Gemeinsam mit der Diakonischen Stiftung Wittekindshof, der Emmaus-Kirchengemeinde, dem Verein Stolpersteine Bad Oeynhausen e.V. und dem Arbeitskreis für Heimatpflege lädt die Stadt Bad Oeynhausen zu einer zentralen Veranstaltung am Holocaust-Gedenktag ein. Im Rahmen der Veranstaltung am 27. Januar möchten die Organisatoren das Gedenken an 40 Menschen aus Bad Oeynhausen, die unter dem NS-Regime deportiert wurden, in den Mittelpunkt stellen.
Ratsmitglieder und verschiedene weitere Bürgerinnen und Bürger stellen die Opfer mit kurzen Sätzen am Gedenkbrunnen vor der Auferstehungskirche vor. Für 34 Personen wurden bereits Stolpersteine zum ständigen Gedenken verlegt. Für sechs weitere sind sie in Planung. Damit soll das Gedenken an jeden einzelnen Menschen, der unschuldig Opfer wurde, zum Ausdruck gebracht werden.
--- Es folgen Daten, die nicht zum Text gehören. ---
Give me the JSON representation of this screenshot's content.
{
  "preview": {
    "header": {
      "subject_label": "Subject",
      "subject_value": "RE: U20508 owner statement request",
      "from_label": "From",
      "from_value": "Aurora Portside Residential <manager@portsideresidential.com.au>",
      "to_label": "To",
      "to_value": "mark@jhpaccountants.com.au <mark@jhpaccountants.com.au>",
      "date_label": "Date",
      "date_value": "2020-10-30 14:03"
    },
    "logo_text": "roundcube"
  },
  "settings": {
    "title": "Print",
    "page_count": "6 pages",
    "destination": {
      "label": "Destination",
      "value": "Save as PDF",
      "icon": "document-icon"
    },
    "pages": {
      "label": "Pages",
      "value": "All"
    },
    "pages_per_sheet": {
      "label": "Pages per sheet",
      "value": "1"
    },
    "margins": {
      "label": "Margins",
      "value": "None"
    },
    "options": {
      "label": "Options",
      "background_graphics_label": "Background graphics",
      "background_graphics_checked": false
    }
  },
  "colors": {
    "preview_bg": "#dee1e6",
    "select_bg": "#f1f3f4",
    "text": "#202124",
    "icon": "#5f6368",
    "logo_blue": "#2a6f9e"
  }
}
Der zweite Teil der Veranstaltung in der Auferstehungskirche ist dem literarisch-musikalischen Gedenken gewidmet. Die Organisatoren konnten dafür die Schriftstellerin Marlies Kalbhenn aus Espelkamp gewinnen. Musikalisch umrahmt wird die Lesung durch die Klezmergruppe „Klezwecan“. Die Veranstaltung am Gedenkbrunnen beginnt am 27. Januar um 15:30 Uhr. Direkt im Anschluss gegen 16:15 Uhr beginnt der musikalisch-literarische Teil in der Auferstehungskirche.
Der 27. Januar gilt seit 30 Jahren als gesetzlich verankerter Gedenktag für die Opfer des Nationalsozialismus. 2005 erklärten die Vereinten Nationen ihn zum Internationalen Gedenktag an die Opfer des Holocausts. Historisch markiert der Tag die Befreiung des Konzentrationslagers Auschwitz im Jahr 1945.